Dall'Archivio di scritture, scrizioni e arte ir-ritata
C’è invece chi si è approcciato a queste forme artistiche in modo diametralmente opposto: «(...) l’esperienza della reclusione non inizia né finisce sulla soglia di un carcere, di un manicomio o di una qualche altra istituzione totale. Non concerne solo gli internati. C’è una reclusione meno evidente, più sottile: quella che lega bambini, donne e uomini di ogni etnia, età, condizione sociale a quei “giochi” della vita quotidiana che, contro la loro stessa volontà, sono costretti a giocare. C’è quel ”dover stare al gioco” che rende per ciò stesso, assai spesso, il gioco della vita penosamente impossibile. Ecco, nella metropoli sempre più differenziata, nel sovraccarico delle omologazioni, c’è questa difficoltà a vivere il presente, questa difficoltà antropologica diffusa, che mette un po’ tutti davanti al dilemma: soccombere o accettare la sfida? La sfida dell’irritazione, della divergenza, del mutamento». Ecco, questo è uno dei temi cardine attorno al quale si sviluppa la ricerca dell’Archivio di scritture, scrizioni e arte ir-ritata nato nel 1990 a Roma, all’interno della cooperativa di produzione e lavoro Sensibili alle foglie che, sin dalle origini, si interroga «sui dispositivi totalizzanti, sulle risposte di adattamento e sulle risorse creative della persone che li attraversano».

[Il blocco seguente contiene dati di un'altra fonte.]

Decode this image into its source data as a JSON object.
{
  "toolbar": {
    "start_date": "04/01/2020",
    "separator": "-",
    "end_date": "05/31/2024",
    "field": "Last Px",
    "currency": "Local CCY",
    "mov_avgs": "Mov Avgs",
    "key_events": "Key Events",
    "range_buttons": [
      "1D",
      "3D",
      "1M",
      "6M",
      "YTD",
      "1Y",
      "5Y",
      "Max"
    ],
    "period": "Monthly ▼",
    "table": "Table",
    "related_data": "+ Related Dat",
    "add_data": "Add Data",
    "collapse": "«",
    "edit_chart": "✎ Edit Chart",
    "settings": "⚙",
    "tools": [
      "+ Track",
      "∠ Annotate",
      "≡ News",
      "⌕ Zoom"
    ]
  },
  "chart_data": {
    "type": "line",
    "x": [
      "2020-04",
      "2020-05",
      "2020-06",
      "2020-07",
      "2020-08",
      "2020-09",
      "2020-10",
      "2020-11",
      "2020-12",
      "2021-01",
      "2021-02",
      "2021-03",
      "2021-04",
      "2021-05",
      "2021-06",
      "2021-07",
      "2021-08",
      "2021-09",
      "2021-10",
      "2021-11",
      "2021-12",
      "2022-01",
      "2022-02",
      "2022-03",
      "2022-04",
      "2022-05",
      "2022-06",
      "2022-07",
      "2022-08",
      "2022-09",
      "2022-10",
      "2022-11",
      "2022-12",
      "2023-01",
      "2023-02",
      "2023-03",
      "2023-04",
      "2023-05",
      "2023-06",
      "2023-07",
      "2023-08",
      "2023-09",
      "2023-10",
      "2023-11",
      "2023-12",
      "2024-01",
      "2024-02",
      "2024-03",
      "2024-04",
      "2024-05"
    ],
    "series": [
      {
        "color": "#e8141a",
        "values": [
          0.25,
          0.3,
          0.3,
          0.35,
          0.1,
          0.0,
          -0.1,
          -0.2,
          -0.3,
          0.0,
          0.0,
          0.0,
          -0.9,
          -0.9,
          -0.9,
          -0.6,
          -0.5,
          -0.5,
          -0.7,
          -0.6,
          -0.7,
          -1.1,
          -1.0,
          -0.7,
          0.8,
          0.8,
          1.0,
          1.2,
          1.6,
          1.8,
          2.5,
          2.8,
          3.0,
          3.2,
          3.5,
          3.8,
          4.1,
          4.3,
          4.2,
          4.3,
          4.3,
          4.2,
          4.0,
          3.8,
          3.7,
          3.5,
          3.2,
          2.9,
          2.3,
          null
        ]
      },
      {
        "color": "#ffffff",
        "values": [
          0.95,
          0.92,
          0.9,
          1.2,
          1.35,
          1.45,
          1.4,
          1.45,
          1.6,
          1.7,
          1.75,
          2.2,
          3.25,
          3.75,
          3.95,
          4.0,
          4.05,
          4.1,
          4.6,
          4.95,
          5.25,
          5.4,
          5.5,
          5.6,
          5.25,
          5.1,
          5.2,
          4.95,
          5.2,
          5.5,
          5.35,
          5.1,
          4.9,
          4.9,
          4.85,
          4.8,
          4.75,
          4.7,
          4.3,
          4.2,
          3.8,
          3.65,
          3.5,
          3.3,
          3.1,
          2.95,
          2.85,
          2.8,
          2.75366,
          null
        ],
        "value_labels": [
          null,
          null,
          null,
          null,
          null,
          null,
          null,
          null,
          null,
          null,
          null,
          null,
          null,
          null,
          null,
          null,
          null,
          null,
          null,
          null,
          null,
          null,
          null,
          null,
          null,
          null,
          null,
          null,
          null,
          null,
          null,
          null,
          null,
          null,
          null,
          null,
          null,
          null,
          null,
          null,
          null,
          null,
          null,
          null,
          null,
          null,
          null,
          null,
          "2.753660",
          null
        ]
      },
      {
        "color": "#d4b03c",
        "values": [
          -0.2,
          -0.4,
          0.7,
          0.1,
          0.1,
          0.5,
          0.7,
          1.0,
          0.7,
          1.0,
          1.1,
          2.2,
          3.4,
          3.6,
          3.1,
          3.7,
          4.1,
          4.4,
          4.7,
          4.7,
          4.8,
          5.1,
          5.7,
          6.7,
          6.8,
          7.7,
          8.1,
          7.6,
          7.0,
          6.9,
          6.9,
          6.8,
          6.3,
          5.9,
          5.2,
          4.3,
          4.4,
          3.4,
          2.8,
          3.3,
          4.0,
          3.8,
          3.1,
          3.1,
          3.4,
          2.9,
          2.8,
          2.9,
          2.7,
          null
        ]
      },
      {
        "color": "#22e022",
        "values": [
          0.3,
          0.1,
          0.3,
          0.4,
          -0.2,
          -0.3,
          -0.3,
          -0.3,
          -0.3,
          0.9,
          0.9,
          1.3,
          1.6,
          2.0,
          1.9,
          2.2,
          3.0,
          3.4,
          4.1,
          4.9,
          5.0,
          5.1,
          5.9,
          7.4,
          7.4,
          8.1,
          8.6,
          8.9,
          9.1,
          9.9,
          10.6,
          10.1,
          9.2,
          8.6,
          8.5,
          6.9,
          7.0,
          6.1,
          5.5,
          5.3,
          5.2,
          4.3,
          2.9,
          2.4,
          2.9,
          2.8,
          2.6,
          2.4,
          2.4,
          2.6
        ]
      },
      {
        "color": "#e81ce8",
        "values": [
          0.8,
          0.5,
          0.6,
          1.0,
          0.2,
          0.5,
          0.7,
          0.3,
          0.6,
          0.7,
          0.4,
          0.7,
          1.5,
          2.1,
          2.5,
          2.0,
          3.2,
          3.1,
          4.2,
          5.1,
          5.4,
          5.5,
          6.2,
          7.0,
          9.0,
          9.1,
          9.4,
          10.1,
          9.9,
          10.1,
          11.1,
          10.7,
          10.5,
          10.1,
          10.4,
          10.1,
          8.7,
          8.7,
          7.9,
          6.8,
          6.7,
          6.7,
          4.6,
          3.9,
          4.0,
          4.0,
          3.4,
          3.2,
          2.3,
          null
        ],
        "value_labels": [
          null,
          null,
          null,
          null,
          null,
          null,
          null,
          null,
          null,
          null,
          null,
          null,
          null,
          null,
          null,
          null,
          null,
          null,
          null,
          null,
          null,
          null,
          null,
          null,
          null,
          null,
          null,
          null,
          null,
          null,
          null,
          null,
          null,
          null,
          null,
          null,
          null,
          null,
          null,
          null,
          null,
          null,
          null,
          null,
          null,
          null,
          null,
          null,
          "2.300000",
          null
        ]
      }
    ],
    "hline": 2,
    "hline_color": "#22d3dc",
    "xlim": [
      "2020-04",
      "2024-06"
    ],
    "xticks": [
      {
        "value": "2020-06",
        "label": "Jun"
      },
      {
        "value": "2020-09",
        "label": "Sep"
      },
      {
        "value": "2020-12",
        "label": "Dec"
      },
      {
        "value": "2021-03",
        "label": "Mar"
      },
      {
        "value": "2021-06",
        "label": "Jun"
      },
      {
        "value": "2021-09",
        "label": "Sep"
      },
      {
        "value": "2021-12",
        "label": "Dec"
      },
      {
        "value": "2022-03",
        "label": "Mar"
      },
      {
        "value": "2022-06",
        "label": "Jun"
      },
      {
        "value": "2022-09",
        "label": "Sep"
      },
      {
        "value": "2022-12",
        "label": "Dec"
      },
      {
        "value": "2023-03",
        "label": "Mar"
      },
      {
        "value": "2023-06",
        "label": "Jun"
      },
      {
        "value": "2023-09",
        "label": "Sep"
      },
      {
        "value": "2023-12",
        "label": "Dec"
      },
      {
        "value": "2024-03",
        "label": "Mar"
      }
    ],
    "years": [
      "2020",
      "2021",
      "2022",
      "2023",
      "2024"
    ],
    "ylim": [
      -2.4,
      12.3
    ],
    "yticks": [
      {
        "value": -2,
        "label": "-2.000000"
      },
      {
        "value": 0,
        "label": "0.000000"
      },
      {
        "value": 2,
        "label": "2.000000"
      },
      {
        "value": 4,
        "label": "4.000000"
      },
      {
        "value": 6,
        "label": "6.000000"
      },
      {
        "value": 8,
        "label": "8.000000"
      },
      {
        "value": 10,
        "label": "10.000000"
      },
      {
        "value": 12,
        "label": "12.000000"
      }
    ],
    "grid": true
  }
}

Dall'Archivio di scritture, scrizioni e arte ir-ritata
L’Archivio è nato dalla raccolta di produzioni artistiche realizzate in contesti di privazione della libertà o di forte disagio sociale, come carceri, istituzioni psichiatriche, case di cura o emarginazioni sociali. Da qui la definizione di arte ir-ritata: ir-ritata nel senso di disturbata e quindi riferita alla condizione di disagio, sofferenza, marginalità o reclusione in cui spesso nascono queste espressioni, ma ir-ritata anche perché fuori dai riti ossia spontanea e non conforme ai canoni del mondo dell’arte tradizionale. A differenza della Collection de l’Art Brut o dalla Sammlung Prinzhorn, l’Archivio non considera l’arte ir-ritata come espressione estetica o psicopatologica, ma la studia e la valorizza come una risorsa fondamentale che ha permesso e permette agli individui di reimmaginarsi e reinventare se stessi, anche nelle situazioni più difficili. L’Archivio, superando le categorie che psichiatria e criminologia hanno tradizionalmente attribuito a queste produzioni “fuori linea”, è oggi capace di valorizzare le forme espressive con cui le persone rispondono al malessere sociale contemporaneo. L’enorme valore documentale delle oltre mille espressioni di arte ir-ritata (lettere, disegni, dipinti, sculture realizzate con materiali di fortuna, ecc.) raccolte dall’Archivio, emerge dal constatare che, molto spesso, quelle sono state e sono la “chiave di volta” che permette alle persone di “curarsi” e reinventarsi anche nelle avversità più drammatiche. Risulta chiaro quindi che la preziosità di quest’arte non può essere misurata in termini di mercato o di critica accademica tradizionale, ma sta fondamentalmente nella sua capacità di aver dato e dare voce a chi non ne ha. Non a caso, infatti, l’Archivio non si limita a “collezionare”, ma pubblica libri, organizza mostre, incontri e seminari dove queste espressioni trovano spazi e ascolti altrimenti impensabili nel bailamme di un mondo iperconnesso ma sempre più sordo e cieco di fronte alle realtà non inquadrate dalle videocamere del marketing e del mainstream.